It lets you hook into various points in the kernel; ultimately you need to learn...

tanelpoder · on July 3, 2024

Yep (the 0x.tools author here). If you look into my code, you'll see that I'm not a good developer :-) But I have a decent understanding of Linux kernel flow and kernel/app interaction dynamics, thanks to many years of troubleshooting large (Oracle) database workloads. So I knew exactly what I wanted to measure and how, just had to learn the eBPF parts. That's why I picked BCC instead of libbpf as I was somewhat familiar with it already, but fully dynamic and "self-updating" libbpf loading approach is the goal for v3 (help appreciated!)

tptacek · on July 4, 2024

I was going to ask "why BCC" (BCC is super clunky) but you're way ahead of us. This is great work, thanks for posting it.

tanelpoder · on July 4, 2024

Yeah, I already see limitations, the last one was yesterday when I installed earlier Ubuntu versions to see how far back this can go - and even Ubuntu 22.04 didn't work out of the box, ended up with some BCC/kernel header mismatch issue [1] although the kernel itself supported it. A workaround was to download & compile the latest BCC yourself, but I don't want to go there as the customers/systems I work on wouldn't go there anyway.

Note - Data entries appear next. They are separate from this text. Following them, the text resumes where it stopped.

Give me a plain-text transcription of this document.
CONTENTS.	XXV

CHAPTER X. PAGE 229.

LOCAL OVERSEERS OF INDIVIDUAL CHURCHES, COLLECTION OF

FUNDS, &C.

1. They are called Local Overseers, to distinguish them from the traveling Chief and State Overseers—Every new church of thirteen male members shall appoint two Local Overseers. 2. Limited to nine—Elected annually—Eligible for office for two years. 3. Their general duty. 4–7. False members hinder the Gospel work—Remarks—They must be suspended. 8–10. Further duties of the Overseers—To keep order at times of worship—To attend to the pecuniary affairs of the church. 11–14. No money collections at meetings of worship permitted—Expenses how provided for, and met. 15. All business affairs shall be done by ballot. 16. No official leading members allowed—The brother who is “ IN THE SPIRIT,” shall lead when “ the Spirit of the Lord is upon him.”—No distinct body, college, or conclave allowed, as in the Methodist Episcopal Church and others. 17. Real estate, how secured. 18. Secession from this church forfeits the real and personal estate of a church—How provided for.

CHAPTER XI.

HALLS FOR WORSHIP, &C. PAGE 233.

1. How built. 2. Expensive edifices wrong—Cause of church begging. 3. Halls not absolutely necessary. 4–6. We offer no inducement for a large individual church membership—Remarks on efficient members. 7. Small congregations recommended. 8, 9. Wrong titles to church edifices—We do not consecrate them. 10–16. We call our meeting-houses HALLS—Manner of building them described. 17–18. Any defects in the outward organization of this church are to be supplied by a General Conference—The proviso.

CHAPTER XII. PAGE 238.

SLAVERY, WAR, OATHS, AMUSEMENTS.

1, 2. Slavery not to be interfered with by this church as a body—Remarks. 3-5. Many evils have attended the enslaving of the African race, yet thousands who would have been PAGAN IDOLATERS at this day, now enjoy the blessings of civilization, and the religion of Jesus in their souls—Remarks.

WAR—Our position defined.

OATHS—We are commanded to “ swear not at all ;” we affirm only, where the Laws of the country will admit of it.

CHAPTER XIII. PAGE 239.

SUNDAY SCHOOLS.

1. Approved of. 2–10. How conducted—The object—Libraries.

But libbpf with CO-RE will solve these issues as I understand, so as long as the kernel supports what you need, the CO-RE binary will work.

This raises another issue for me though, it's not easy, but easier, for enterprises to download and run a single python + single C source file (with <500 code lines to review) than a compiled CO-RE binary, but my long term plan/hope is that I (we) get the RedHats and AWSes of this world to just provide the eventual mature release as a standard package.

[1] https://github.com/iovisor/bcc/issues/3993

mgaunard · on July 3, 2024

Myself I've only built simple things, like tracing sched switch events for certain threads, and killing the process if they happen (specifically designed as a safety for pinned threads).

tanelpoder · on July 3, 2024

Same here, until now. I built the earlier xcapture v1 (also in the repo) about 5 years ago and it just samples various /proc/PID/task/TID pseudofiles regularly, it also allows you get pretty far with the thread-level activity measurement approach, especially when combined with always-on low frequency on-CPU sampling with perf.

tptacek · on July 3, 2024

XDP, in its intended configuration, passes pointers to packets still on the driver DMA rings (or whatever) directly to BPF code, which can modify packets and forward them to other devices, bypassing the kernel stack completely. You can XDP_PASS a packet if you'd like it to hit the kernel, creating an skbuff, and bouncing it through all the kernel's network stack code, but the idea is that you don't want to do that; if you do, just use TC BPF, which is equivalently powerful and more flexible.

mgaunard · on July 4, 2024

Yes for XDP there is a dedicated API, but for any of the other hooks like tracepoints, it's all designed to give you read-only access.

The whole CO-RE thing is about having a kernel-version-agnostic way of reading fields from kernel data structures.

tptacek · on July 4, 2024

Right, I'm just pushing back on the DPDK thing.

mgaunard · on July 5, 2024

DPDK polls the hardware directly from userland.

XDP reads the data in the normal NAPI kernel way, integrating with the IRQ system etc., which might or might not be desirable depending on your use case.

Then if you want to forward it to userland, you still need to write the data to a ring buffer, with your userland process polling it, at which point it's more akin to using io_uring.

It's mostly useful if you can write your entire logic in your eBPF program without going through userland, so it's nice for various tracing applications, filters or security checks, but that's about it as far as I can tell.